METHODS: Sixteen healthy 3-week-old male C57BL/6 mice were randomly divided into two groups: control group and aortic dissection group, with eight mice in each group. In the aortic dissection group, mice were given β-aminopropionitrile monofumarate as drinking water for 4 weeks, and the angiotensin II microinfiltration pump was then implanted to establish an animal model of aortic dissection. Mice in the control group were given normal diet and water. After the model was established, the maximum diameter of the ascending aorta was measured, hematoxylin-eosin staining and EVG staining were performed to evaluate the model formation rate, and the levels of inflammatory factors tumor necrosis factor α and interleukin 6 in serum were detected by enzyme-linked immunosorbent assay. The hippocampus was dissected and stained with hematoxylin-eosin to observe the pathological changes of the hippocampus in brain sections. The protein expression of tumor necrosis factor α, nuclear factor κB and ionized calcium binding adaptor molecule-1 was detected by western blot analysis.

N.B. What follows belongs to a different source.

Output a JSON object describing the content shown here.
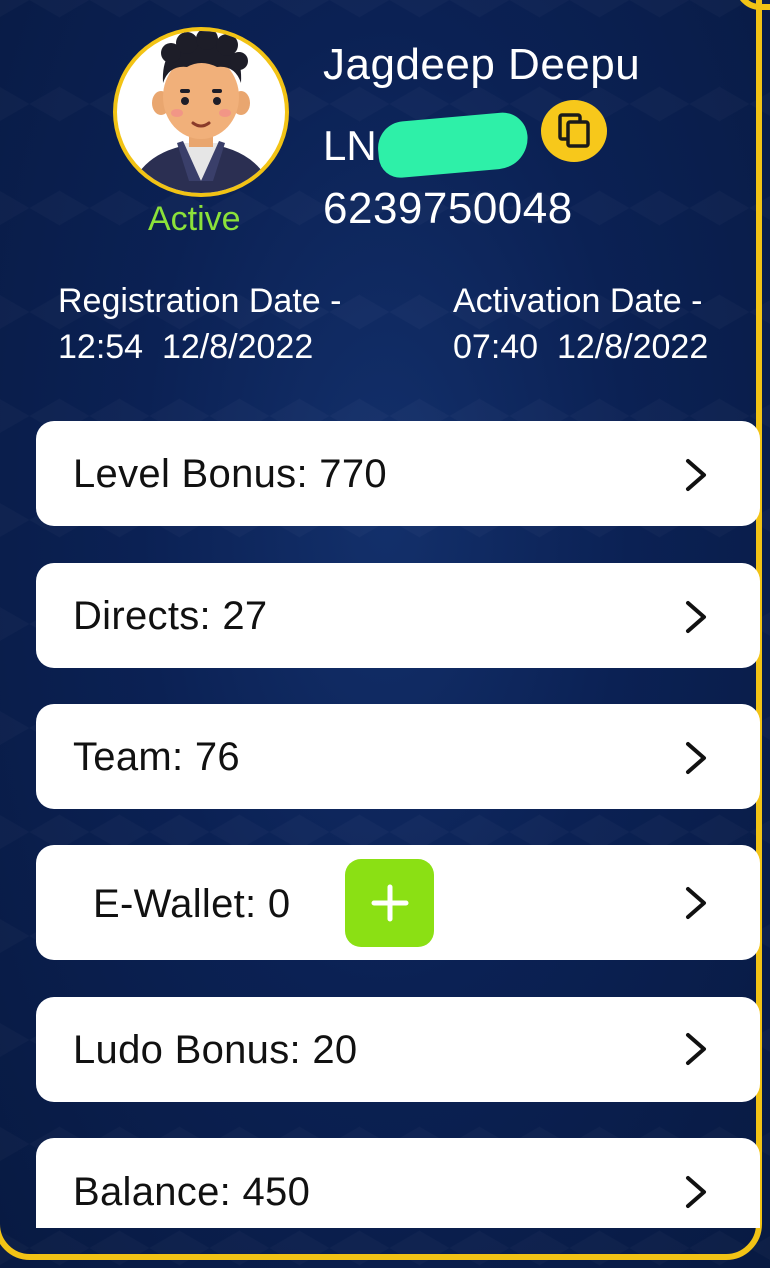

RESULTS AND CONCLUSION: (1) Compared with the control group, the maximum diameter of the ascending aorta in the aortic dissection group was significantly enlarged. (2) Hematoxylin-eosin staining of the aorta showed obvious thickening of the middle aorta and destruction and disorder of the aortic wall structure in mice. Neurons in the CA1 and CA3 regions of mice were sparsely arranged, reduced in size, and showed pyknosis with deeply stained nuclei. (3) Serum levels of inflammatory factors tumor necrosis factor α and interleukin 6 were increased in the aortic dissection group compared with the control group (P < 0.01). (4) The expression levels of tumor necrosis factor α, nuclear factor κB, phosphorylated nuclear factor κB, and ionized calcium binding adaptor molecule-1 in the hippocampus were increased in the aortic dissection group compared with the control group (P < 0.05). To conclude, microglial activation and increased expression of tumor necrosis factor α and nuclear factor κB may be involved in hippocampal neuron injury in aortic dissection mice. 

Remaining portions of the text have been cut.